The Welsh government has announced garden centres will be allowed to reopen under the first minor changes it is making to lockdown restrictions.

At Westminster, support seems to have been growing on the backbenches for the UK government to do the same in England.

But why garden centres in particular?

It's a move that is certainly likely to be popular with many voters - especially for the Conservatives, whose traditional supporters are often older home-owners in rural constituencies.

But there are a whole (garden) variety of reasons.

Former Minister for Loneliness, Tracey Crouch, said she believed it could bring a potential health benefit.

"Gardening and wider horticulture is often used as a means of improving physical and mental well-being so it's unsurprising that, with the right measures in place and good hygiene controls, many would like to see nurseries re-open soon," she said.

The Tory MP, who regularly posts on social media about what she's growing on her allotment in Kent, also pointed to the popularity of gardening programmes on TV and radio during lockdown.

"It provides a small window of relief from all the bad news, which in itself is good for mental well-being," she added.

'Time sensitive'

Conservative MP Mark Pritchard, who represents the Wrekin in Shropshire - the home county of the original television gardener Percy Thrower - raised the issue at Prime Minister's Questions recently.

"Shropshire really put gardening on the map," he said.

Mr Pritchard said the industry employs thousands in the county, adding: "The supply chains are very important; it's not just the retail, it's all the workforce behind that: the logistics, the suppliers of things like fertiliser, haulage, all of these are linked to these businesses."

And he warned it's a business that can't wait many more weeks.

He said: "Decisions are time sensitive; a lot of horticultural products, and therefore work and employment, is seasonal.
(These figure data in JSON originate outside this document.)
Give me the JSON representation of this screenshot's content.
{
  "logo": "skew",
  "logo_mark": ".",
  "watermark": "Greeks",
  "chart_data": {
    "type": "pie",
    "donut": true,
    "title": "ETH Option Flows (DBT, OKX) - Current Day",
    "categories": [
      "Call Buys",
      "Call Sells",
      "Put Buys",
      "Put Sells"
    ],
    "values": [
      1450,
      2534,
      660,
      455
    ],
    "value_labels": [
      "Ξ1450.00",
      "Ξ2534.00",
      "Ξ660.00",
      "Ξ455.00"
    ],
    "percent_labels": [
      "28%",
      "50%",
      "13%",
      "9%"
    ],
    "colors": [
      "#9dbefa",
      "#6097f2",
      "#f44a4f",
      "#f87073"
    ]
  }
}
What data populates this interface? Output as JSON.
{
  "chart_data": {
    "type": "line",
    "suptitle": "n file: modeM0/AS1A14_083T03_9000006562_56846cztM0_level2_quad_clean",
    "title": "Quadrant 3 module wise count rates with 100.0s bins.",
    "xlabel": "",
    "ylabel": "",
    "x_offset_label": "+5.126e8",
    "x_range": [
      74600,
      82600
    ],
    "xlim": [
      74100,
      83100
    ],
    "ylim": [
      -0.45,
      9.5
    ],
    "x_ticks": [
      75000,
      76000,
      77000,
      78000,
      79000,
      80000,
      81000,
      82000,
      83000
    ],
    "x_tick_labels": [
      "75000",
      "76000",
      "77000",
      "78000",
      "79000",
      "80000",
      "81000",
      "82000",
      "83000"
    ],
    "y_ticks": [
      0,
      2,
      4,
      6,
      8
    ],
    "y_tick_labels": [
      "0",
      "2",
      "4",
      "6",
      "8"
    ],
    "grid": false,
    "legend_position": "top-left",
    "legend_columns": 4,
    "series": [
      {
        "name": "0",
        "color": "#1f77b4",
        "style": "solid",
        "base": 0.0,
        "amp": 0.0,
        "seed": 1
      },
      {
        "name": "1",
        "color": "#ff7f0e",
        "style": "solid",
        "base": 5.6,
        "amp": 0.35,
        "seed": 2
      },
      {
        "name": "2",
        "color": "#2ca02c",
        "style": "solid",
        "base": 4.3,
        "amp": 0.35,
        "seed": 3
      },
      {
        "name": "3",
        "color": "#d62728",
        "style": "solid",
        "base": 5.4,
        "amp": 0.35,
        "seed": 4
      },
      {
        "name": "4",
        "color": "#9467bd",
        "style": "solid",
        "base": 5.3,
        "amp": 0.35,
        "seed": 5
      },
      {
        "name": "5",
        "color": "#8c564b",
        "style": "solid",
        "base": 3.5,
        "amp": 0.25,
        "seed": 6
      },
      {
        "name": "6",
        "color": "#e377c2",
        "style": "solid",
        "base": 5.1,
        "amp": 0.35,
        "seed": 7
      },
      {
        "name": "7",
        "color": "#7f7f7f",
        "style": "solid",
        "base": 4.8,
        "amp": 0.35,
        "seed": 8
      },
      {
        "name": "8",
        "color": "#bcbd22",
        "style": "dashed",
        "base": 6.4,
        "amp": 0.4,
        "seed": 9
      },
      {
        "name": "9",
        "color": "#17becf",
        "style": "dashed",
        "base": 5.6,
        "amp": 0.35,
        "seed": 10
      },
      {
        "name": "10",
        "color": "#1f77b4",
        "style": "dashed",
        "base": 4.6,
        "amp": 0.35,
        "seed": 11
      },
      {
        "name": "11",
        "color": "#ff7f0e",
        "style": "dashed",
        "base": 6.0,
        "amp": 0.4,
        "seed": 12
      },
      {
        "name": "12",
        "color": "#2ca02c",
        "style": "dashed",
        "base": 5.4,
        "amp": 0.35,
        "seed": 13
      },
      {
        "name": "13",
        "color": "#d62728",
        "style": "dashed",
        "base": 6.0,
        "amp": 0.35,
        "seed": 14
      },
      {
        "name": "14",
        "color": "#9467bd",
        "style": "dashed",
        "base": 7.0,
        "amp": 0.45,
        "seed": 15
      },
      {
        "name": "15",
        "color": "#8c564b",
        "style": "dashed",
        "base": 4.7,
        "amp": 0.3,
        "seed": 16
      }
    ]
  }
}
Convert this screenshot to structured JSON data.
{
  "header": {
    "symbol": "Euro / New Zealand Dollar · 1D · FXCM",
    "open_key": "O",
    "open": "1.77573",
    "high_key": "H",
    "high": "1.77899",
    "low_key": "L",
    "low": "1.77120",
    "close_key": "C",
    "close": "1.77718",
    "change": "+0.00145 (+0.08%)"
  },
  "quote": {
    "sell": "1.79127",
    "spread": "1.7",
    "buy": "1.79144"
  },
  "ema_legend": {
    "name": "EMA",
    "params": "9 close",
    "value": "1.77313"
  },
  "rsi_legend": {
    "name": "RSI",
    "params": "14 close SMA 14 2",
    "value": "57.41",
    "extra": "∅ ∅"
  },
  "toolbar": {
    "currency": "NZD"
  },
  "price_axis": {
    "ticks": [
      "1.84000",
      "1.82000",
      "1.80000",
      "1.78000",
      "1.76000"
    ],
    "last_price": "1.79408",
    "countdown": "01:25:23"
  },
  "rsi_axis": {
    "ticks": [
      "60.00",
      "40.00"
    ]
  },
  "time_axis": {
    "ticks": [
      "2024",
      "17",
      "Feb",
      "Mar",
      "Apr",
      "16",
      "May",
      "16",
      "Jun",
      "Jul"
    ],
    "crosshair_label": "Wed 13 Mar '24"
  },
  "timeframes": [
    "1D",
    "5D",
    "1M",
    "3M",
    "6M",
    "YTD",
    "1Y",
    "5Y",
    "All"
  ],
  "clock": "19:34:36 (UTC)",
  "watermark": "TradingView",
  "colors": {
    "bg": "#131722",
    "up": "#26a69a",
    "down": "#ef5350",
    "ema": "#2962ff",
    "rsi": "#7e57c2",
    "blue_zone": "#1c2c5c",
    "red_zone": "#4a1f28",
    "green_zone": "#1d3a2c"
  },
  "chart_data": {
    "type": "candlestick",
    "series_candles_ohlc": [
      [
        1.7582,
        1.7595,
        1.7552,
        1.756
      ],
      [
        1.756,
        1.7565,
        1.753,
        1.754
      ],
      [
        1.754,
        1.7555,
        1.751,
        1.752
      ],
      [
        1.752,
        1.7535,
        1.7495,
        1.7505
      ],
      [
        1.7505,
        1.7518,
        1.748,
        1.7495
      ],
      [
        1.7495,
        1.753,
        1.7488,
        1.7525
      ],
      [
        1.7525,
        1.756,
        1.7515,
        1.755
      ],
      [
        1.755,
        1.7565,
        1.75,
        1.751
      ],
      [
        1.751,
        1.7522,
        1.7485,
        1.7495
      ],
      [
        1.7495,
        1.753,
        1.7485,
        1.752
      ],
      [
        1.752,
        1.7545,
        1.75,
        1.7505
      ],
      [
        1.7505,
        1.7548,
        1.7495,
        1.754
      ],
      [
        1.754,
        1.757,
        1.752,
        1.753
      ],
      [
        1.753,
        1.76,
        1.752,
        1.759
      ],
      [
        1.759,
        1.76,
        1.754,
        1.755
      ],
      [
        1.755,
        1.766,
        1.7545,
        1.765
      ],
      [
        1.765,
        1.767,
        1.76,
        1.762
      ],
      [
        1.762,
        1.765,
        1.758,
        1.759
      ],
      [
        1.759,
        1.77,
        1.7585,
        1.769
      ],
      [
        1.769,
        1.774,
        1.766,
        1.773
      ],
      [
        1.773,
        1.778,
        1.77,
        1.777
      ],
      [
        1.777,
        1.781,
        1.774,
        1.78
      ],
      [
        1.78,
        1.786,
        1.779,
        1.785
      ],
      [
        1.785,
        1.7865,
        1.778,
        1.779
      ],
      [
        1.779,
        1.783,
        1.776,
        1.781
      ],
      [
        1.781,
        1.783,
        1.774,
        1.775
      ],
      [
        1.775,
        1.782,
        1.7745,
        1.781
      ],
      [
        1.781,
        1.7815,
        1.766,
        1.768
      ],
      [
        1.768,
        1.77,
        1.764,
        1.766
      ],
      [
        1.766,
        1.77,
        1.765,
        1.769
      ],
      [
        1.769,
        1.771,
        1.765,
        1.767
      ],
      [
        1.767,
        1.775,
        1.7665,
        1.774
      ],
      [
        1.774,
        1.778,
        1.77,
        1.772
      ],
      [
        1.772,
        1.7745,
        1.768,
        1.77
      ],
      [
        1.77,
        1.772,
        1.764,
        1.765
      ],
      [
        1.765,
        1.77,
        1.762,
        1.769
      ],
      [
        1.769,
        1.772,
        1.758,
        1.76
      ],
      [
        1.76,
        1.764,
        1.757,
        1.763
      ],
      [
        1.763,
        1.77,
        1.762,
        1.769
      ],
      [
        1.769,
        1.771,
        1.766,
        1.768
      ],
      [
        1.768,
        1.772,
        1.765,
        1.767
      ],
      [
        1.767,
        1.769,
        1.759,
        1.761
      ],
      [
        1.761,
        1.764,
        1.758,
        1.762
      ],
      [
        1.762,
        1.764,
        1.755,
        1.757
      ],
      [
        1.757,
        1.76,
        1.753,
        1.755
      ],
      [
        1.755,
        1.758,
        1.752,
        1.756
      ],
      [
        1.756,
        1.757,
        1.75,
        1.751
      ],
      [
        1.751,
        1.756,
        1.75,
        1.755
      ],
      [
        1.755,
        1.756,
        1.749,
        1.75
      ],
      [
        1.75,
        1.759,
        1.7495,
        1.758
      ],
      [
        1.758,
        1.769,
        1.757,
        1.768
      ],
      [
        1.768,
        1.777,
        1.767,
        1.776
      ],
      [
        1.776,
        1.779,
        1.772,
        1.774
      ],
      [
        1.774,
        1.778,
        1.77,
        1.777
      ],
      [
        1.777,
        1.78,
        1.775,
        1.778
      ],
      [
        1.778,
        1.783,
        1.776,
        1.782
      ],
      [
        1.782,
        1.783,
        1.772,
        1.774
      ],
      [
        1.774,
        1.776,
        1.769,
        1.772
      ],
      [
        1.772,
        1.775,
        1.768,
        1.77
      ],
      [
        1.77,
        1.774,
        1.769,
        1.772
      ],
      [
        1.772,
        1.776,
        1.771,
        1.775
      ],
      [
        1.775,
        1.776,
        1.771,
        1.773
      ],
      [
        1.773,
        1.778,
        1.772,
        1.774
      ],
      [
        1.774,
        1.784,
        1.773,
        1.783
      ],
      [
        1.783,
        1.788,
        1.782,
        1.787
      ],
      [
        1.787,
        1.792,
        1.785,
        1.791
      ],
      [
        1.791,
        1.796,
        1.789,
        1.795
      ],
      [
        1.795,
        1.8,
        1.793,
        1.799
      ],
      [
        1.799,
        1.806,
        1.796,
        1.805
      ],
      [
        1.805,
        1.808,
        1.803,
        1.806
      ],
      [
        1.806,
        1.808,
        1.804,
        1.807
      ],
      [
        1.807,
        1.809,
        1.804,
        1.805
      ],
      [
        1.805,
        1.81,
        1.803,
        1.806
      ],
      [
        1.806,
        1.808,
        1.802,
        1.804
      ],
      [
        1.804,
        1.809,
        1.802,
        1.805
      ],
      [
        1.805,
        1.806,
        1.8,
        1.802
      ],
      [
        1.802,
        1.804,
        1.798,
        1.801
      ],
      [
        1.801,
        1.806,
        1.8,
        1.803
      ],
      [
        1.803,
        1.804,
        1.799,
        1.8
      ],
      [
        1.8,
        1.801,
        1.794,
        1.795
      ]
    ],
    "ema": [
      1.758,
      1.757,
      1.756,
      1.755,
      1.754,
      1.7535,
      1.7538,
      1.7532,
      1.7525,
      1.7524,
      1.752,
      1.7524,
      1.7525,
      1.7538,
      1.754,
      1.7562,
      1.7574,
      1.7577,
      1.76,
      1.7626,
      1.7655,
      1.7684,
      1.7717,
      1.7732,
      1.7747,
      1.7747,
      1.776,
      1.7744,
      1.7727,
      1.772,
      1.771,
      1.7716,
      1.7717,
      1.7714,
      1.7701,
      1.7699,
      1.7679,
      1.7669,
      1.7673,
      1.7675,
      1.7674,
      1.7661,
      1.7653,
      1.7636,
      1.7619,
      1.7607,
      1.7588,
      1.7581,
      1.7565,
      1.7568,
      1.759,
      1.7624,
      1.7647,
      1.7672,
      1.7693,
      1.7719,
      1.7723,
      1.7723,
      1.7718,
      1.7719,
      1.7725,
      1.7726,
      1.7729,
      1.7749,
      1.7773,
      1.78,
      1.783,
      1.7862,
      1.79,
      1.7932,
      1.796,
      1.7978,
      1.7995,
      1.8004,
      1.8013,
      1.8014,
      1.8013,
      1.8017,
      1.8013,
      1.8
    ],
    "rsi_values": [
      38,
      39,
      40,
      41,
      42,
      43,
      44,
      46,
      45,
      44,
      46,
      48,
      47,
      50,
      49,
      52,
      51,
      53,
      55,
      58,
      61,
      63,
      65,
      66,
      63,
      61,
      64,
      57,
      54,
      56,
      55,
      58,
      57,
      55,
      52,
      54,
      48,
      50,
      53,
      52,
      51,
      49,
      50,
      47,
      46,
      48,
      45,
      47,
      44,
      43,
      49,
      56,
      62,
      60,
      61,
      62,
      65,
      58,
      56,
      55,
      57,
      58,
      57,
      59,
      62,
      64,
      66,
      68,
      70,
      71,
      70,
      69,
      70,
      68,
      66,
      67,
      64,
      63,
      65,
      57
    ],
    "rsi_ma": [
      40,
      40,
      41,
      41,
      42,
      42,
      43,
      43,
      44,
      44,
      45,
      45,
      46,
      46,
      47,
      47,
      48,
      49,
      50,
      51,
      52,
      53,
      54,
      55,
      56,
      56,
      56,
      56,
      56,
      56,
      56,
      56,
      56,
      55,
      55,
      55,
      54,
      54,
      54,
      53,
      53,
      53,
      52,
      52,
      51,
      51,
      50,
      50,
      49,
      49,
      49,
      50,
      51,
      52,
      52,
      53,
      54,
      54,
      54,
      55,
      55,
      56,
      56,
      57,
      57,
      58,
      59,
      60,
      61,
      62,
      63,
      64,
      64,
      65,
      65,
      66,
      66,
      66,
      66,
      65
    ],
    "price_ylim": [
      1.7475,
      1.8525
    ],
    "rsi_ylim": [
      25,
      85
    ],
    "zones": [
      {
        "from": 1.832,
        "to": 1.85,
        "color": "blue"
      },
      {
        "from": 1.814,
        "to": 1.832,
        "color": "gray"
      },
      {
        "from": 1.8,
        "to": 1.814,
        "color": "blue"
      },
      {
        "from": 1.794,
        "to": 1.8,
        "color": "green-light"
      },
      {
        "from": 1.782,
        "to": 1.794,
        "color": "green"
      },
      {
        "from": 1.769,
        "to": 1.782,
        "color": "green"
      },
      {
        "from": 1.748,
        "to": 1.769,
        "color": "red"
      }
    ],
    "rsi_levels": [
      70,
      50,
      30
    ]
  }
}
A lot of customers purchase items around this period and then there's the planting season."

The MP said he was is "hopeful" the prime minister's address to the nation would "iron out some of the anomalies and contradictions with the current lockdown rules".

'We never had a debate'

For Sir Desmond Swayne, the Conservative MP for New Forest West, garden centres are a "bellwether" for a "general lightening of the touch".

Nurseries and garden centres tend to have large outdoor spaces, which could lend themselves to social distancing.

He said: "If you can practise sensible social distancing while at a supermarket, why not a garden centre or a nursery?

"In my own area, we've got nurseries unable to furlough their staff despite having no customers and getting rid of plants that they grew."

He says it's these sort of issues that "you would have expected to have been teased out" in any debate over the lockdown restrictions, but "we never had a debate".

'What's the difference?'

While the public calls from MPs have largely come from Conservatives so far, it was Jim Shannon, the DUP MP for Strangford, who first raised it in the Commons.

He too sees it as way of rationalising the rules, saying he doesn't see why hardware shops can open but nurseries can't, adding: "What's the difference?"

He said his local hardware stores run a system "where you phone up, make your appointment" then your order is left out and you pick it up.

Mr Shannon suggested a similar socially distanced system could work for garden centres, although the decision for his constituents will rest with the Northern Ireland Executive, rather than Westminster.

There is some support on the other opposition benches too though.

Rosie Duffield, the Labour MP for Canterbury, said her office had been examining options.

"We really think that some kind of drive-through service, click and collect or similar, could easily be set up," she added.

While garden centres may not be top of everyone's list to reopen in the first phase, there will certainly be some who are disappointed if the PM doesn't follow Wales's lead.